The core series being investigated is is zn+1 = zn2 + c where z and c are complex numbers. The graphs displayed lie on the complex plane of a+bi, which represents the values of z and c chosen for the series, respectively. The to construct the graph on the left, we pair the coordinates of the left graph (z0) with one fixed point from the graph from the right (c). The to construct the graph on the right, we pair the coordinates of the right graph (c) with one fixed point from the graph from the left (z0). We are interested in how fast the series zn diverges with chosen initial z0 and c, so we color the graph with white representing no divergence and black representing rapid divergence.
The graph being displayed on the left is the Mandelbrot set, where z0 is set to be 0 by default. Thus the Mandelbrot set is a 2D representation of a 3D fractal surface.
A related collection of sets displayed on the right are the Julia sets, of which is generated by instead testing the convergence of a fixed c, with
varying z values from the complex plane. Thus the Mandelbrot set is the intersection at the origin on the complex plane with
the Julia sets following the series
zn+1 = zn2 + c.
To truly appeciate the duality of these two sets, this tool is created to explore the various Mandelbrot and Julia sets for different initial z and c values, allowing, albeit gradual, exploration of the 5D fractal surface of the divergence of this beautiful series.
Click and drag to draw a rectangle that you wish to zoom into.

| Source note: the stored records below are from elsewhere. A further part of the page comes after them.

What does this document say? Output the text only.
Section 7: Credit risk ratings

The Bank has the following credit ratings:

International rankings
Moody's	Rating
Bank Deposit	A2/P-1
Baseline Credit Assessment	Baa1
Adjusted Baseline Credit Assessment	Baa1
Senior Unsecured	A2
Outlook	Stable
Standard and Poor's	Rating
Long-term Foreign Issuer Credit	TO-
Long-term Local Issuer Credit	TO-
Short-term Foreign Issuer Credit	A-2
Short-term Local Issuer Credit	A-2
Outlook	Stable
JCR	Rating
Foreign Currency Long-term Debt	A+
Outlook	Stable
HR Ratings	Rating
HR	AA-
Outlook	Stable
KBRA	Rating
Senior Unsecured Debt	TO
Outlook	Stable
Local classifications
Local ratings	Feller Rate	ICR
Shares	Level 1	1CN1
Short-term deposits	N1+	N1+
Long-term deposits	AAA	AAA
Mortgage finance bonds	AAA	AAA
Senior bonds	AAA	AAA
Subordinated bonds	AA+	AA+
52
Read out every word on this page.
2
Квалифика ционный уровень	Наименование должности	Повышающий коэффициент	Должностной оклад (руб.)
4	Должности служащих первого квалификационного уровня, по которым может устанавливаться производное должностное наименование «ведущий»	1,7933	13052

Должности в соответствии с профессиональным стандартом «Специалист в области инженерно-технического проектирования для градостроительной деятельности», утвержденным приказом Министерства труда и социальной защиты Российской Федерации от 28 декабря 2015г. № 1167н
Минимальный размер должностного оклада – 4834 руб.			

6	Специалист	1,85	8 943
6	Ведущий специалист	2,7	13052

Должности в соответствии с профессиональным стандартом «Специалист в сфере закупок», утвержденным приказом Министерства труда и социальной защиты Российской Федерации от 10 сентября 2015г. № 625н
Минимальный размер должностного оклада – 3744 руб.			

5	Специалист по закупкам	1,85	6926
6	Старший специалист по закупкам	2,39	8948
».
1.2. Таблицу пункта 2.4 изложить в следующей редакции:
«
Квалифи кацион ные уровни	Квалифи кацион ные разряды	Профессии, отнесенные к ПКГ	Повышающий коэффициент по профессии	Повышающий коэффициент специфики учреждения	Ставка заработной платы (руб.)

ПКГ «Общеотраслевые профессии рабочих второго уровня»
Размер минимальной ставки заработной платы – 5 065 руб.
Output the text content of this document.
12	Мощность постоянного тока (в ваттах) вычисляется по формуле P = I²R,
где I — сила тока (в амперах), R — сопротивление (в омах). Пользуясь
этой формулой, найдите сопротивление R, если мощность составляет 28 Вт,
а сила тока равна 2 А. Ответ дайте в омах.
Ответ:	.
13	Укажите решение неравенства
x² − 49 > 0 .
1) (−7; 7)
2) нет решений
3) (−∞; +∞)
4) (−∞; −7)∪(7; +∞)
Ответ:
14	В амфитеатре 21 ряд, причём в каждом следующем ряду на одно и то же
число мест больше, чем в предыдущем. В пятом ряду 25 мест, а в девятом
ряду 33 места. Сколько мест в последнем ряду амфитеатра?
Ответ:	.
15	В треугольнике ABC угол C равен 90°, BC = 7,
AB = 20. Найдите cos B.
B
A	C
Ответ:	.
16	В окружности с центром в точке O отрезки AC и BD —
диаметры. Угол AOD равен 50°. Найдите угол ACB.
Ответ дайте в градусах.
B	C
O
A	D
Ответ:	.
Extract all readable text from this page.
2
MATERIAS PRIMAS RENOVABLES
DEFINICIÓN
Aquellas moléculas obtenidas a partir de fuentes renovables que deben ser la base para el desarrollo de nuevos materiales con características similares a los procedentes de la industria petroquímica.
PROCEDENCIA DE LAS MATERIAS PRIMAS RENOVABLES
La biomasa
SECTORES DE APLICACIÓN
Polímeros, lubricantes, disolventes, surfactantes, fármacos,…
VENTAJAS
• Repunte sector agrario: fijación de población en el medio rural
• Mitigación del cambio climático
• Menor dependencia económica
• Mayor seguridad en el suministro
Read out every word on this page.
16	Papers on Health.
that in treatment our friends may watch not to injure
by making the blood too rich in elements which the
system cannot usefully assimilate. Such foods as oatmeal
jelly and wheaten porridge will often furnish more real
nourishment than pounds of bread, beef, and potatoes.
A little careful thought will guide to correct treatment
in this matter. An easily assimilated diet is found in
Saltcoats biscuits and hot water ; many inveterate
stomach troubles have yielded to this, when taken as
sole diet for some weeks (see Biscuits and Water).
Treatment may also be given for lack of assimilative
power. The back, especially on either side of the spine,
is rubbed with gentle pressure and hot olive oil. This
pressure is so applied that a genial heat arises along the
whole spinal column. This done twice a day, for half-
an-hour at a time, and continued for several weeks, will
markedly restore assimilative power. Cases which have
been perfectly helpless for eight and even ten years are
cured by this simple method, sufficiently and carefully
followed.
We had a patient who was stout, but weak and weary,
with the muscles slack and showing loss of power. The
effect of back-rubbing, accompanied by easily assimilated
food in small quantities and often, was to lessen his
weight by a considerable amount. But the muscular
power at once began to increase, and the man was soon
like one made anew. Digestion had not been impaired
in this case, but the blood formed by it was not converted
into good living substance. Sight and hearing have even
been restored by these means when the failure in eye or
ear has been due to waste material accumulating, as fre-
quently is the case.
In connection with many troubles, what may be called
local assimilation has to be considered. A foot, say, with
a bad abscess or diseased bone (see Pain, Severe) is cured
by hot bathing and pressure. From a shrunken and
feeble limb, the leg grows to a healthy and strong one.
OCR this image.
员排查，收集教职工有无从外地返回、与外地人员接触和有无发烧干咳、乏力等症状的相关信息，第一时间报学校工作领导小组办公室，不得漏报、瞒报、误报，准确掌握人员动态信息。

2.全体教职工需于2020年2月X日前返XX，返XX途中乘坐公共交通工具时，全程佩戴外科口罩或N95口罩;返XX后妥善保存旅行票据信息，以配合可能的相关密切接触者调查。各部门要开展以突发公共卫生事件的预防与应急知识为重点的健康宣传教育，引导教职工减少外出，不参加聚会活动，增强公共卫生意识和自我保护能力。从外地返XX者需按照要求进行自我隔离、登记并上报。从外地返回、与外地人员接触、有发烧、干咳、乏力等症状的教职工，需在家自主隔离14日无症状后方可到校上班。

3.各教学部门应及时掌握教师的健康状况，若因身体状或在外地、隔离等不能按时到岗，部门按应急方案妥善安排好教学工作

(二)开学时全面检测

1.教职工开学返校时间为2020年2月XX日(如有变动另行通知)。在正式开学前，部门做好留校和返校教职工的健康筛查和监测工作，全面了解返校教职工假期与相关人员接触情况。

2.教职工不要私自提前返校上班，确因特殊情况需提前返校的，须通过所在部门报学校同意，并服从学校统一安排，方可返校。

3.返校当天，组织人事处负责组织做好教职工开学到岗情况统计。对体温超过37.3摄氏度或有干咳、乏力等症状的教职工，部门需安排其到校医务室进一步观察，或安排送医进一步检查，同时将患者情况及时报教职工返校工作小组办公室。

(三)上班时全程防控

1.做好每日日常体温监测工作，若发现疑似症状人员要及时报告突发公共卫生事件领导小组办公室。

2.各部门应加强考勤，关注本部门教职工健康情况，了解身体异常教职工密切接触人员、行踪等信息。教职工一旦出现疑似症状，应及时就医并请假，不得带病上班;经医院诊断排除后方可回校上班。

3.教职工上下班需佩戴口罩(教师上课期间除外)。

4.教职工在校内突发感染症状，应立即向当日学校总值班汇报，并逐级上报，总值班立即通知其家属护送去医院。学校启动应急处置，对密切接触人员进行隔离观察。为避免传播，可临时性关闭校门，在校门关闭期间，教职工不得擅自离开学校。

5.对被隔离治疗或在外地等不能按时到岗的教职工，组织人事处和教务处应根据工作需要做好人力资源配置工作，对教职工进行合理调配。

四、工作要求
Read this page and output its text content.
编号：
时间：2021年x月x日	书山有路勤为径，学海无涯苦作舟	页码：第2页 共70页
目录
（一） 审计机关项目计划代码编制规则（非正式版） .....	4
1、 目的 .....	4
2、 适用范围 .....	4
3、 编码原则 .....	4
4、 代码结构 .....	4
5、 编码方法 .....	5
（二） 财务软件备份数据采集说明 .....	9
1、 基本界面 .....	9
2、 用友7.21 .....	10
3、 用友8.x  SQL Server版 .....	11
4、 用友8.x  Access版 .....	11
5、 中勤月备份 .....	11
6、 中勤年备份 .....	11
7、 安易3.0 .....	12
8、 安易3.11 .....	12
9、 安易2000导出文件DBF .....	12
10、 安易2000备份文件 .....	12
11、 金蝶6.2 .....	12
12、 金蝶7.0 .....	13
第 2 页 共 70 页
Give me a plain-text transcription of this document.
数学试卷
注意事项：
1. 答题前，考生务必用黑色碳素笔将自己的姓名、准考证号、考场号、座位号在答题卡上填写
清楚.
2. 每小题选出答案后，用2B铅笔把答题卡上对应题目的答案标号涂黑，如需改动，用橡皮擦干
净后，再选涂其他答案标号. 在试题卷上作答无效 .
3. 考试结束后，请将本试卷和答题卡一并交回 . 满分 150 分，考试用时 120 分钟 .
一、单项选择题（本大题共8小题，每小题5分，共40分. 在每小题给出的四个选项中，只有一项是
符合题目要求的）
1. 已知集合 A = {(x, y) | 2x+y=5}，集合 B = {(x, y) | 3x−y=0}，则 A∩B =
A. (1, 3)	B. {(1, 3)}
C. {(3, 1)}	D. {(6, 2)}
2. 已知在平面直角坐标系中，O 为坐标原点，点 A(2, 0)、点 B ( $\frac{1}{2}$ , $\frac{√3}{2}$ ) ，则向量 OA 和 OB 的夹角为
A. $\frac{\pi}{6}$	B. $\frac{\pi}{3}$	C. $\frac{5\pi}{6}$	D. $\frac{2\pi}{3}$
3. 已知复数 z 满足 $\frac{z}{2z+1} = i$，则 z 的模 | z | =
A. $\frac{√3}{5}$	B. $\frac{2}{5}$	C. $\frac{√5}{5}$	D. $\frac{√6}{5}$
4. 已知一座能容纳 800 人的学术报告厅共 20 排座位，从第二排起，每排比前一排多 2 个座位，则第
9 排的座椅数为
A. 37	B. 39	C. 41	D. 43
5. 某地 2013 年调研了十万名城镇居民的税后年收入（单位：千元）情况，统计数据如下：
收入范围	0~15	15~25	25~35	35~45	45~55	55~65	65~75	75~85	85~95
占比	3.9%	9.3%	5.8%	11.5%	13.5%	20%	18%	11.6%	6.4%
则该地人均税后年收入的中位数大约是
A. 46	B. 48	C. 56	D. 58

Click on either graph to change the input for the other graph. Change settings in the settings box as desired. Look up Mandelbrot set and Julia sets!
Vanilla JavaScript with canvas, webpack to inject JavaScript into base HTML file.
####Graphs
The two graphs are rendered pixel by pixel using their coordinates on the a + bi axis as input into the recursive series. The divergence of the series is scored to determine pixel rgb values. The pixels are rendered by iterating over the x and y resolution and setting their rgb values via imageData in canvas.
####Zooming
On mouse drag, a rectangle is rendered displaying the area that will be zoomed once the mouse is let go. This is accomplished by saving the first vertex when the mouse click is held down and the second vertex when the mouse click is let go. The new x y ranges are calculated and then a re-render is called. Upon zooming many times, users will notice that the graphs become pixelated. This is due to the fact that, with default JavaScript, we have a limited number of decimal places we can conduct calculations over. Once we run out of decimal places we can no longer calculate at the required precision, and round off errors will occur. This leads to many neighborhoods of coordinates resulting in the same output.
####Clicking
If the distance between the two vertexes from zooming is too small, ie: 5 pixels, the action will instead set the z0 and c values respectively. This affects the opposite graph, thus calling a re-render on the other graph.
####Changing Colors
A few color schemes has been added to the application. These color schemes are callbacks given to the render function so different rgb values can be calculated from giving different functions. These functions need to be continuous and within 0-255, thus the color schemes were constructed mainly from using trigonometric functions.
####Changing Rendering Precision
Choosing different levels of precision tells the renderer to skip the calculation of n number of pixels. In this case, we skip none for 100%, every other pixel for 50% and 2 pixels for every calculated pixels for 33%.
###Future Direction
####Saving
Allow users to save pictures to desktop.
####Custom color schemes
Implement a REPL that will allow users to create their own color schemes.